The Fire Department tracked a startling increase in cases of a particular lung scarring disease, known as sarcoidosis, among firefighters, which rose to five times the expected rate in the two years after Sept. 11. Though that rate has declined, doctors worry that the disease may be lurking in other firefighters. Experts who regularly see workers who were at ground zero in the 48 hours after the towers' collapse expect monitoring to show many more cases of lung- scarring disorders among that group.
Slowing Down The Deutsche Deconstruction
The planned deconstruction of the former Deutsche Bank Building next month hit some bumps yesterday after an EPA official noticed that the debris from the building was not being properly cleaned before it was being removed from the site. Not a good idea since the building is apparently lousy with asbestos and other not fun things.

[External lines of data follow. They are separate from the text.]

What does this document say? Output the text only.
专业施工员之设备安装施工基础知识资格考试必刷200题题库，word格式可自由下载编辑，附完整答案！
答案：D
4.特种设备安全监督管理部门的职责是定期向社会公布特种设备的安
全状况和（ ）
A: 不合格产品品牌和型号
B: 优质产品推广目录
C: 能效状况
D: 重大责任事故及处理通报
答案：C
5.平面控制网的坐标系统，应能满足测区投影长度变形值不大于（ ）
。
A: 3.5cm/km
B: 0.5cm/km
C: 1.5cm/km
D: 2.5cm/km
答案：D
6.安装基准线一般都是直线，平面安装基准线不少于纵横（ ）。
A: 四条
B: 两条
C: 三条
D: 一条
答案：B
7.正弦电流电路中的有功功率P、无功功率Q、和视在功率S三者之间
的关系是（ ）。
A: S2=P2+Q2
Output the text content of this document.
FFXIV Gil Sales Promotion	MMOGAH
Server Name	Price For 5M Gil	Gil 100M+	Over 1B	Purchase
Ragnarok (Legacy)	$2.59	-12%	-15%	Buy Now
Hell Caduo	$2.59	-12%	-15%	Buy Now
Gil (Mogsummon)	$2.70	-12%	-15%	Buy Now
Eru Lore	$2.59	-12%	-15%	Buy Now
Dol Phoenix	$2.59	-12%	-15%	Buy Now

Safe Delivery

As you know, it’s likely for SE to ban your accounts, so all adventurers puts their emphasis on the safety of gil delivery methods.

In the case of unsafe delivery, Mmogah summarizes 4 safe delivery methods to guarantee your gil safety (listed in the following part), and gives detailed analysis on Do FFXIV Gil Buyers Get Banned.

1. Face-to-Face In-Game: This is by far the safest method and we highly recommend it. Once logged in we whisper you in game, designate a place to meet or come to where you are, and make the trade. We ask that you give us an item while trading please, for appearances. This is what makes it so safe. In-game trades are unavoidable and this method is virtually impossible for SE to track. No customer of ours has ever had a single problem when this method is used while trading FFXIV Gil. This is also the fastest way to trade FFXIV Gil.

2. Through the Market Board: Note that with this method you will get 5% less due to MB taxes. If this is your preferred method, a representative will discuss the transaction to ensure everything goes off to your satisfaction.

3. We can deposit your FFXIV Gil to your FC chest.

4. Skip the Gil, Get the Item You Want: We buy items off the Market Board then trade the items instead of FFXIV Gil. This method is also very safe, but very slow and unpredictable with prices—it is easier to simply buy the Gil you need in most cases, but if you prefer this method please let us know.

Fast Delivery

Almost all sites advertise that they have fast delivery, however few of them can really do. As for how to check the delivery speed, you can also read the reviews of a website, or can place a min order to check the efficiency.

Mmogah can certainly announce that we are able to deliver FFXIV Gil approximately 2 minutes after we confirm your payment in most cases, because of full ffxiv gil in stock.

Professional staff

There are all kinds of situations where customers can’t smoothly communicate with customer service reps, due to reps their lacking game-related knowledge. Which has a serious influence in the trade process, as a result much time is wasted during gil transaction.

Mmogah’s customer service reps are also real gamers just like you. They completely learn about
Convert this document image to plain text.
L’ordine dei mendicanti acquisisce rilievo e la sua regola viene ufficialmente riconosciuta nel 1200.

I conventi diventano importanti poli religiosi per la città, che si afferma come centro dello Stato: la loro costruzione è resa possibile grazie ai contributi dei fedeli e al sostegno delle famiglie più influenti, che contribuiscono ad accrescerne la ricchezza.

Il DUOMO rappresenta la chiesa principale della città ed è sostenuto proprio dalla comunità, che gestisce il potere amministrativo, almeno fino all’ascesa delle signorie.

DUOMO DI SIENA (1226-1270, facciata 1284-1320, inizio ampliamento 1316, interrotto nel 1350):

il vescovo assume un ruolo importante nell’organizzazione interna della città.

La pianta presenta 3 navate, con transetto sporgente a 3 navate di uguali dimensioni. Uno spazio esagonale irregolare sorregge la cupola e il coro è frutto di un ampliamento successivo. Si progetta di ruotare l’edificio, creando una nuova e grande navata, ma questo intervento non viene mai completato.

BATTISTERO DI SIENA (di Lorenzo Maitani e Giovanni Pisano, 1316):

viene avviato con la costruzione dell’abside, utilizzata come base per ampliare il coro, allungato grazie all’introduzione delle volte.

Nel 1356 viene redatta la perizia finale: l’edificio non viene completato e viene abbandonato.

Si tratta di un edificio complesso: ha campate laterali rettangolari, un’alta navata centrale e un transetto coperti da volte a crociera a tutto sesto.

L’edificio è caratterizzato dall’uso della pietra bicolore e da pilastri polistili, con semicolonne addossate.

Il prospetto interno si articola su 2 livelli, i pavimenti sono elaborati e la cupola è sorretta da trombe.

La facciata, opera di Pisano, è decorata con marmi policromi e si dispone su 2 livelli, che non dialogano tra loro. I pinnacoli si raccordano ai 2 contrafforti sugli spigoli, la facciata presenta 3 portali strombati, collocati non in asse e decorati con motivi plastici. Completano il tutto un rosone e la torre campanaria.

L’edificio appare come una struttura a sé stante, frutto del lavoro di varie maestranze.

"This was certainly not the first time," a spokesman told the Times. "Now that it appears to be a pattern, we feel compelled to ask them to stop work until we can fix the problem in general."
There will be a meeting on Monday with workers to try to better explain proper cleaning procedure so that the deconstruction can continue again.
Cross Finds Home
Though initially headed for an unheralded existence in an airport hangar the steel beam cross at Ground Zero seems to have been saved. The Daily News is reporting that the icon will "most likely end up in the World Trade Center Memorial Museum."
Of course, it still needs to move off the site if anything is ever going to get built there. So instead of being shipped off to a hanger in JFK, the rumor now is that the cross will move one block north to rest in front of St. Peter's Church until the new Museum opens - supposedly on September 11, 2009.
Photograph of the cross in question from Farl's flickr stream.